1.1 Viktor Frankl und die Hintergründe der Logotherapie
Mit dem Namen Viktor Frankl (1905–1997) ist die Sinnthematik unzertrennlich verbunden, wie schon Yalom (2010) hervorhob. Frankl bekommt den Verdienst zugeschrieben, das Thema Sinn in die Psychotherapie eingeführt zu haben. In den 20er und 30er Jahren des letzten Jahrhunderts hat er als Neurologe und Psychiater die Logotherapie begründet (Frankl 1938a; b; 2005). Sie wird oft als die »dritte Wiener Schule der Psychotherapie« nach Sigmund Freuds Psychoanalyse und Alfred Adlers Individualpsychologie bezeichnet (Soucek 1948; Hofstätter 1957). Das frühe Interesse Frankls für die Psychologie brachte ihn zunächst zur Psychoanalyse. Er stand über 2–3 Jahre in brieflichem Kontakt mit Sigmund Freud. Nachdem er sich für eine Ausbildung in der Psychoanalyse beworben und auf Anraten Freuds ein Gespräch mit Paul Federn geführt hatte (Längle 2013a), wandte sich Frankl aber von ihr ab und durchlief seine psychotherapeutische Ausbildung in der Individualpsychologie Alfred Adlers. Dort fand er auch seine eigentlichen Lehrer, Oswald Schwarz, den Begründer der Psychosomatik, und Rudolf Allers, der ihn mit der philosophischen Anthropologie von Max Scheler bekannt machte. Unter ihrem Einfluss und in Verbindung mit seinem genuinen Interesse für die Sinnthematik entwickelte sich im jungen Frankl ein Anliegen, für das er sich ein Leben lang einsetzen sollte, nämlich den Psychologismus in der Psychotherapie zu bekämpfen (Frankl 1995; Längle 2013a; Kretschmer 2000; Rattner 1991).

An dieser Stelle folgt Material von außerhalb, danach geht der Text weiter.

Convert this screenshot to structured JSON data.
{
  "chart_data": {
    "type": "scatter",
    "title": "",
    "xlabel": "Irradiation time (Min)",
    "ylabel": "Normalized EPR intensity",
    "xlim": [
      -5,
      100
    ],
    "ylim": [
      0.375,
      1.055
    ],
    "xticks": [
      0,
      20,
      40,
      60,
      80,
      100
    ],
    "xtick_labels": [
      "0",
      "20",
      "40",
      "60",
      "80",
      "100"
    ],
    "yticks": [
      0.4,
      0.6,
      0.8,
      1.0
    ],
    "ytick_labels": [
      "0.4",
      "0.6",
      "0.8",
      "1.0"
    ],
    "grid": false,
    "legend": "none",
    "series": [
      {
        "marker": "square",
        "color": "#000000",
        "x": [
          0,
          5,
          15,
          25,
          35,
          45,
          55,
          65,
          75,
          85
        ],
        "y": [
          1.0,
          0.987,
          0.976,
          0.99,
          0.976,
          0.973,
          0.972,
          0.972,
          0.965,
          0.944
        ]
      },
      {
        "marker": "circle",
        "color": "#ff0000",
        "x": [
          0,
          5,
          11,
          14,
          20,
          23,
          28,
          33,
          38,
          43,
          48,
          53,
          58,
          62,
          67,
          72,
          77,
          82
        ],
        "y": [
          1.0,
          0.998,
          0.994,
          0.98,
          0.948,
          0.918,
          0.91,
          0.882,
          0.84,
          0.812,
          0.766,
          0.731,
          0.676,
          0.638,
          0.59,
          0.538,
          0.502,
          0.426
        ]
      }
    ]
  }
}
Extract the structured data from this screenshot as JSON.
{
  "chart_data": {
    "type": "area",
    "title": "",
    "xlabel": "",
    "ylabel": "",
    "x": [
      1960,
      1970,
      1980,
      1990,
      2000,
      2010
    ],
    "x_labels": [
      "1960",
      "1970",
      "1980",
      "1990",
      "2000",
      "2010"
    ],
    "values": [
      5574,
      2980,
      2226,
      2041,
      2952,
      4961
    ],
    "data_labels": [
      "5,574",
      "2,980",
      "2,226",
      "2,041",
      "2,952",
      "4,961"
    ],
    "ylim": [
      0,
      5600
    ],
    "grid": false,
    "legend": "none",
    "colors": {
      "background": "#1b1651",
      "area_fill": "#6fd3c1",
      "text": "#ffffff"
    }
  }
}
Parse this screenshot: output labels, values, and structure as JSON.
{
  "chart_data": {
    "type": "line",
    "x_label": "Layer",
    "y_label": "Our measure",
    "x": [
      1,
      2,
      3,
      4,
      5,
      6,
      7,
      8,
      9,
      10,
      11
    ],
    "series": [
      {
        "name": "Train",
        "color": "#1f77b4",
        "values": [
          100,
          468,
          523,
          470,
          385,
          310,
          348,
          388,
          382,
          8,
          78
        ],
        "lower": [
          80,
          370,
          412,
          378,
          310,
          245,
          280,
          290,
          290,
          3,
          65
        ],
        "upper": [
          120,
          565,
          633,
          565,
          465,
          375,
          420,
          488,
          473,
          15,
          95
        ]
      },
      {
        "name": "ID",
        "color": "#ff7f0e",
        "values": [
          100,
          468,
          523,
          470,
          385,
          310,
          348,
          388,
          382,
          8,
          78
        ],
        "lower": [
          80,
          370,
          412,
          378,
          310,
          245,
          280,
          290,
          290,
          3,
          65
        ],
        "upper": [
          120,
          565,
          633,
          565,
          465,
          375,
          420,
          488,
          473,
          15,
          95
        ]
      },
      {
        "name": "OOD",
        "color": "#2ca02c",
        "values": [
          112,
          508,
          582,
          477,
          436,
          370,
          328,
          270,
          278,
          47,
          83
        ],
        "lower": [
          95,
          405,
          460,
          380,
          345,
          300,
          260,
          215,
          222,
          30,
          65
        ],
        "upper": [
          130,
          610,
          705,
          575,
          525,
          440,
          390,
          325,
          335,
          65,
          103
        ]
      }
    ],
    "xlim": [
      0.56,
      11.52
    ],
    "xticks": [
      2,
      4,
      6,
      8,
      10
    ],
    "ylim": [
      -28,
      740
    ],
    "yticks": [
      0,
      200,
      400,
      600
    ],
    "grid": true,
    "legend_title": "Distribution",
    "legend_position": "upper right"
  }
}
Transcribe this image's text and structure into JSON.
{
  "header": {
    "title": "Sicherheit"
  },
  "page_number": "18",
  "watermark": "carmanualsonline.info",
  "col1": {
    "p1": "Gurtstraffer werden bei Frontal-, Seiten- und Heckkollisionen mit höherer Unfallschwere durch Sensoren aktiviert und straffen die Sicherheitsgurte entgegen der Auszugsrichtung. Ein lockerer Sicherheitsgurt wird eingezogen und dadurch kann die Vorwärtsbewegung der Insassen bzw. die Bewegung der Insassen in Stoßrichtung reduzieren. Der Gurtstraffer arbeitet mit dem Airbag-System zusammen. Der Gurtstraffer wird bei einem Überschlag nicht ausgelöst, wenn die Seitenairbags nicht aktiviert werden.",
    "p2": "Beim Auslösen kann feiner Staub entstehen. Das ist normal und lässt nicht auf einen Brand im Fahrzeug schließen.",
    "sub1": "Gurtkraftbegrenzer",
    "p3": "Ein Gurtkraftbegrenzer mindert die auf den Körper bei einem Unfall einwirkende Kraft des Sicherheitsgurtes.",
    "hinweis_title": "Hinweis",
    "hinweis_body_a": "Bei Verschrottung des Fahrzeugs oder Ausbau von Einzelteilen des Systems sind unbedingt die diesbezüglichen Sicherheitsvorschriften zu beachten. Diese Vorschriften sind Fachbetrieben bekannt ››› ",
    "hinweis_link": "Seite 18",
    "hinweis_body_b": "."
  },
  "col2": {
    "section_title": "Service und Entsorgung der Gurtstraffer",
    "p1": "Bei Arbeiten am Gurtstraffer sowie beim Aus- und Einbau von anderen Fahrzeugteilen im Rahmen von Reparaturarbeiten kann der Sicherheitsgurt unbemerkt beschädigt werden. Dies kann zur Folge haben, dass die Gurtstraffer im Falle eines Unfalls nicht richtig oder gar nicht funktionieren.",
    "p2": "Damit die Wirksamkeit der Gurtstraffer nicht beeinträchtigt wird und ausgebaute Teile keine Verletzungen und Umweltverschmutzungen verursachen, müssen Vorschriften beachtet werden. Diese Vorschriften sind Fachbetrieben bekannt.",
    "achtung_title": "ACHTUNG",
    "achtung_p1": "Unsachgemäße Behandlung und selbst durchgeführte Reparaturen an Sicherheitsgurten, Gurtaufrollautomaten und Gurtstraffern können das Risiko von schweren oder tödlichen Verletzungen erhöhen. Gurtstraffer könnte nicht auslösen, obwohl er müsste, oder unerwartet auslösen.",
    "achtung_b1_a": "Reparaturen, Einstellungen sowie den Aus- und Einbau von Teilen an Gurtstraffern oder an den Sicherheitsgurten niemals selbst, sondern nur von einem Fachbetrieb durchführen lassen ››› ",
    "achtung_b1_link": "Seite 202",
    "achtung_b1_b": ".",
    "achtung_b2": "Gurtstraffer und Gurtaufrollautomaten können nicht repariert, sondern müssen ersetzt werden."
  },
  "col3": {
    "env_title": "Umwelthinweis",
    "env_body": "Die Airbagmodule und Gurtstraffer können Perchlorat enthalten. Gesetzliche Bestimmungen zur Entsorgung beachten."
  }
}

Für Frankl stand das »spezifisch Humane« stets im Mittelpunkt des Interesses: die Geistigkeit des Menschen, die sich in seinen Augen besonders in der Suche nach Sinn artikuliert. Sie sollte nicht einem psychischen oder methodisch-mechanistischen Reduktionismus zum Opfer fallen. Mit dieser Intention geriet Frankl bald in Konflikt mit Alfred Adler, besonders nachdem er sich öffentlich bei einem Kongressvortrag dazu geäußert hatte. Adler verzieh ihm das nicht. Nach dem Austritt von Schwarz und Allers schloss Adler den jungen Frankl 1927 aus dem Verband aus (Längle 2013a). Wohl eine Ironie des Schicksals, dass Adlers letztes größeres Werk mit dem Titel »Der Sinn des Lebens« (1933) jene Inhalte thematisiert, um die es Frankl in seinem Vorstoß gegangen ist.